Aid agencies have said that airdrops are an inefficient, expensive and complex way of delivering supplies.

The fact the US has opted for this method highlights the severity of the humanitarian crisis and the difficulty of getting aid by road to Gaza’s civilians.

In Thursday’s incident, 112 people were killed and more than 760 injured as they crowded around aid lorries on the southwestern edge of Gaza City.

Hamas accused Israel of firing at civilians, but Israel said most died in a crash after it fired warning shots.

In footage from the scene, volleys of gunfire can be heard and people are seen scrambling over lorries and ducking behind the vehicles.

Georgios Petropoulos, head of the Gaza sub-office of the UN Co-ordinator for Humanitarian Affairs (OCHA) told the BBC that he and a team sent to al-Shifa hospital had found a large number of people with bullet wounds.

Mark Regev, special adviser to the Israeli prime minister, earlier told CNN that Israel had not been involved directly and that the gunfire had come from “Palestinian armed groups”.

Leaders from around the world have called for a full investigation.

The UN’s World Food Programme has warned that a famine is imminent in northern Gaza, which has received very little aid in recent weeks, and where an estimated 300,000 people are living with little food or clean water.

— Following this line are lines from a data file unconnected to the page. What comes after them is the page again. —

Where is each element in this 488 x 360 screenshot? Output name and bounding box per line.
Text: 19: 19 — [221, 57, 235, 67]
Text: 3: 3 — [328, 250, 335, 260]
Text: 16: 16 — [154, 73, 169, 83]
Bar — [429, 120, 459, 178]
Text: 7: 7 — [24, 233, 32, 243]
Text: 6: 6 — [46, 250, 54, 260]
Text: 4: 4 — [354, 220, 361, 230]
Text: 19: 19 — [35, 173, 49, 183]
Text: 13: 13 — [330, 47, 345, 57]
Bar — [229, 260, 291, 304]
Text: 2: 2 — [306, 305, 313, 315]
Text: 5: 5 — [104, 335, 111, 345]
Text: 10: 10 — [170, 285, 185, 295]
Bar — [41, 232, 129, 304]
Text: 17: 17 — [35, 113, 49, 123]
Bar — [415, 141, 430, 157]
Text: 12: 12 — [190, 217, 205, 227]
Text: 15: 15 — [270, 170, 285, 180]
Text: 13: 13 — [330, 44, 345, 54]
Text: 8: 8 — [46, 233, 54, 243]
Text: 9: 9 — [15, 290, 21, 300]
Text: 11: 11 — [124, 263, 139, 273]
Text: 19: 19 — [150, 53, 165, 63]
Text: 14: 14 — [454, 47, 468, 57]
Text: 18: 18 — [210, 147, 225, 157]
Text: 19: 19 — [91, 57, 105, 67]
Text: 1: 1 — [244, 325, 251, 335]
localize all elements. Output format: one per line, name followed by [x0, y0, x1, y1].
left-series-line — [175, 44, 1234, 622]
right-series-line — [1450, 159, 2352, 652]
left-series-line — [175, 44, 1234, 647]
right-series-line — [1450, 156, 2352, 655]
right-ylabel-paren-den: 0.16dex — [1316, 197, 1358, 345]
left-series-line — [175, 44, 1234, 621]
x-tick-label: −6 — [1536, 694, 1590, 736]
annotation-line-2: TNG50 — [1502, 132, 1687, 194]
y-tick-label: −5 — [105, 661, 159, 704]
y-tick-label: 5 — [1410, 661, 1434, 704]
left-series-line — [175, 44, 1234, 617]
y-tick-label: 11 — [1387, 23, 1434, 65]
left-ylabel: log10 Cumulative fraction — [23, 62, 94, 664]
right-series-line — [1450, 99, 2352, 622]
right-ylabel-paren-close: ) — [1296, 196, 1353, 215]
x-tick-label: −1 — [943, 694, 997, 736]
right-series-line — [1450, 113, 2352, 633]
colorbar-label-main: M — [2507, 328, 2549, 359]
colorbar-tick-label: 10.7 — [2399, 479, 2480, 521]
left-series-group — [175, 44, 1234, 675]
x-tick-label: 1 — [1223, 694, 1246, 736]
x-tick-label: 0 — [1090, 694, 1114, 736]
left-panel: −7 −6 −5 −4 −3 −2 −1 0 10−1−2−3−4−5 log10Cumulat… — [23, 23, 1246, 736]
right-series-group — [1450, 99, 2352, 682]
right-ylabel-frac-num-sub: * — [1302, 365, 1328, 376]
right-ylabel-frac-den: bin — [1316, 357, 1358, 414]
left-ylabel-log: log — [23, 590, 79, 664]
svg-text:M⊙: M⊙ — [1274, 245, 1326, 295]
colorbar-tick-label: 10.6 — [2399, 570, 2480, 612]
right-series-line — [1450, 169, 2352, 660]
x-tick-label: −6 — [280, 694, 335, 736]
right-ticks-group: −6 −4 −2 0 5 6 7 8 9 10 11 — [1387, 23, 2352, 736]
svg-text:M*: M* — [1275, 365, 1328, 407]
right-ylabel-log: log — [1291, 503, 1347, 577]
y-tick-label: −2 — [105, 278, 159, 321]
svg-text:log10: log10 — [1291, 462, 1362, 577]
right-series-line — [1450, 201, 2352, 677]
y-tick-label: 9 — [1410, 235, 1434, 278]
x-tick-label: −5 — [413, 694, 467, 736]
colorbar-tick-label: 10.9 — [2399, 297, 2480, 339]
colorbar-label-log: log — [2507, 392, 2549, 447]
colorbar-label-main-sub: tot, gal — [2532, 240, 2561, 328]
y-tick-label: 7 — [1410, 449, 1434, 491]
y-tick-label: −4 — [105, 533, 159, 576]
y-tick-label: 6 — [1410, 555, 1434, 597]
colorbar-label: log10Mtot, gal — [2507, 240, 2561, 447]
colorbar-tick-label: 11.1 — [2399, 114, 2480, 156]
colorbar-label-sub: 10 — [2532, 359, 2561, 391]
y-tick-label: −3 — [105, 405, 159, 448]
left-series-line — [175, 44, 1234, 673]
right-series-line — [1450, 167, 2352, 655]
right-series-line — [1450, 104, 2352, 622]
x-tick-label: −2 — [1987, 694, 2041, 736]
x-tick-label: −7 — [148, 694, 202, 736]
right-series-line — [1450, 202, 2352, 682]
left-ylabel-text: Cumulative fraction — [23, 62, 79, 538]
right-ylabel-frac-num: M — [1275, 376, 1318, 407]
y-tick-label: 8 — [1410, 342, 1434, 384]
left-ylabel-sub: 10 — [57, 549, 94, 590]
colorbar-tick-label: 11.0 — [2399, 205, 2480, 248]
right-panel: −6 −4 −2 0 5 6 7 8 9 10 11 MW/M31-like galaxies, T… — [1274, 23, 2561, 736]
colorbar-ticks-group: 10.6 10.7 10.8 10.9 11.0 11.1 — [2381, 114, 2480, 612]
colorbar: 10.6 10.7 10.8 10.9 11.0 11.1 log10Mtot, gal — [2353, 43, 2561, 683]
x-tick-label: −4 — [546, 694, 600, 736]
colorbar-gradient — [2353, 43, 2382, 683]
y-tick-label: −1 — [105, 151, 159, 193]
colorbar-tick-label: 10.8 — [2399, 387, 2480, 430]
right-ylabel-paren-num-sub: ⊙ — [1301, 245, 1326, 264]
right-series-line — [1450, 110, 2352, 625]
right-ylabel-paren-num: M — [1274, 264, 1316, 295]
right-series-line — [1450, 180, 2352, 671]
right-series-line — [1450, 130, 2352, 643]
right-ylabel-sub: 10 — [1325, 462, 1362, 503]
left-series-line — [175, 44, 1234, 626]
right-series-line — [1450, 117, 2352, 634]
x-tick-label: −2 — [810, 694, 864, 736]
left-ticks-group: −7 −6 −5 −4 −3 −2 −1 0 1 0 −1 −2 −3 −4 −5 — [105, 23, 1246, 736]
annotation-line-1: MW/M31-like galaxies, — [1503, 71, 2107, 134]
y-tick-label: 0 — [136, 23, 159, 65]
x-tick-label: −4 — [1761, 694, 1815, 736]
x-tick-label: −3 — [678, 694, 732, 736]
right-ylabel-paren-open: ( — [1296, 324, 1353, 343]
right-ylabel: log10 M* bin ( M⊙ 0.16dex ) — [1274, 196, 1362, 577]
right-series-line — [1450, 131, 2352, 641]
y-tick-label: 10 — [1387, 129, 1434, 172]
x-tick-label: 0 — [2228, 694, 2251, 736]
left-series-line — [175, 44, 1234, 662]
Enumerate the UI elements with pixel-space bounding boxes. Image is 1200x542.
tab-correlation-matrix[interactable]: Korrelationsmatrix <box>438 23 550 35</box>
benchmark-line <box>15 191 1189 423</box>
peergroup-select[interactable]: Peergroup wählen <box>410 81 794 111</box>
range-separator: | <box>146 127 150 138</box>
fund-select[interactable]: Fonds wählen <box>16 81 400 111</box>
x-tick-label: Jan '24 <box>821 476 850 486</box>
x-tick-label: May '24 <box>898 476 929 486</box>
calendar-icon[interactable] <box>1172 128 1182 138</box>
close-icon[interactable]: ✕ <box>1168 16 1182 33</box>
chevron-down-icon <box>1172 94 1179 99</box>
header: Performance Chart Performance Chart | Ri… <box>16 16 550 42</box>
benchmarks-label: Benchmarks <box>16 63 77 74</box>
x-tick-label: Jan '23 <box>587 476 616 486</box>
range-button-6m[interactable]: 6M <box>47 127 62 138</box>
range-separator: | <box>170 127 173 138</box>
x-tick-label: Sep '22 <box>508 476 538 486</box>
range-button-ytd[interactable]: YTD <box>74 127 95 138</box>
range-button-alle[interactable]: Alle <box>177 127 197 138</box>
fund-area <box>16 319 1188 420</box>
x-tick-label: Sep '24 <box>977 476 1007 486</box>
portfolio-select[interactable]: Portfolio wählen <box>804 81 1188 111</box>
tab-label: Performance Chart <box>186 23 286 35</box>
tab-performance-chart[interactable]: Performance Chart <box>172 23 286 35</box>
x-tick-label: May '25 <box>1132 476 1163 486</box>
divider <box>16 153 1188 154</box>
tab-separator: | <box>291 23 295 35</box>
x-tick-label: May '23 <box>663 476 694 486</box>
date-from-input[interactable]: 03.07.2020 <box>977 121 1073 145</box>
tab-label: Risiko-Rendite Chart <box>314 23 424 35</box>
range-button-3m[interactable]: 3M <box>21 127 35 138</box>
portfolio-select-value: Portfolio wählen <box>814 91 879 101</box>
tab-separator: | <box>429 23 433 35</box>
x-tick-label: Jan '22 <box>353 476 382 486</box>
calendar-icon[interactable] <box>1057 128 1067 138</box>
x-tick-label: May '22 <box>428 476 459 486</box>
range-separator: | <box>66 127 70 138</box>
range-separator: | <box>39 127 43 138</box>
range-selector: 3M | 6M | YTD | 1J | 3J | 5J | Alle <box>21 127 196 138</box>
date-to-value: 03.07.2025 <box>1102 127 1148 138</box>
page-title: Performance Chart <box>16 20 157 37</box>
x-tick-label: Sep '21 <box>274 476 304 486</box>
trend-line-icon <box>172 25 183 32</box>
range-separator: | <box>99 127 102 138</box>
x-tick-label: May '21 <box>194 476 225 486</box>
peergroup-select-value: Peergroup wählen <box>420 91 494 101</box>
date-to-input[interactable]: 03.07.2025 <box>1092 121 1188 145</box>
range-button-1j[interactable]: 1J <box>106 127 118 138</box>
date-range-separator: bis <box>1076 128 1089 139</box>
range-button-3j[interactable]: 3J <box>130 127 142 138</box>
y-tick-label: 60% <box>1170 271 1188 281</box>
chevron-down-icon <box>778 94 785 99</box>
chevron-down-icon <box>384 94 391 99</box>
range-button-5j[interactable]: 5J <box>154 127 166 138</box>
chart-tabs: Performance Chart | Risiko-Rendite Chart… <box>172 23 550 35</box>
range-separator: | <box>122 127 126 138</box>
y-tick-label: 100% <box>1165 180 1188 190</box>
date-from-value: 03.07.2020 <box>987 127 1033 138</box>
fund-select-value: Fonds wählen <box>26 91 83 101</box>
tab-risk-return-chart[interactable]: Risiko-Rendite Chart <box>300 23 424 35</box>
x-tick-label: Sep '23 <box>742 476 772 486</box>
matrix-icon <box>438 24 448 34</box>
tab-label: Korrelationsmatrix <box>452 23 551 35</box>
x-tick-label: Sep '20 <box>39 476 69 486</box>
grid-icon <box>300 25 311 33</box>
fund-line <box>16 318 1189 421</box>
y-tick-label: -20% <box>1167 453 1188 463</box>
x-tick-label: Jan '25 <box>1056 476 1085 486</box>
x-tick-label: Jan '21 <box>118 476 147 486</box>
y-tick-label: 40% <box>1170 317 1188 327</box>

Israel’s military launched a large-scale air and ground campaign to destroy Hamas – which is proscribed as a terrorist organisation by Israel, the UK and others – after its gunmen killed about 1,200 people in southern Israel on 7 October and took 253 back to Gaza as hostages.

Gaza’s Hamas-run health ministry says more than 30,000 people, including 21,000 children and women, have been killed in Gaza since then with some 7,000 missing and at least 70,450 injured.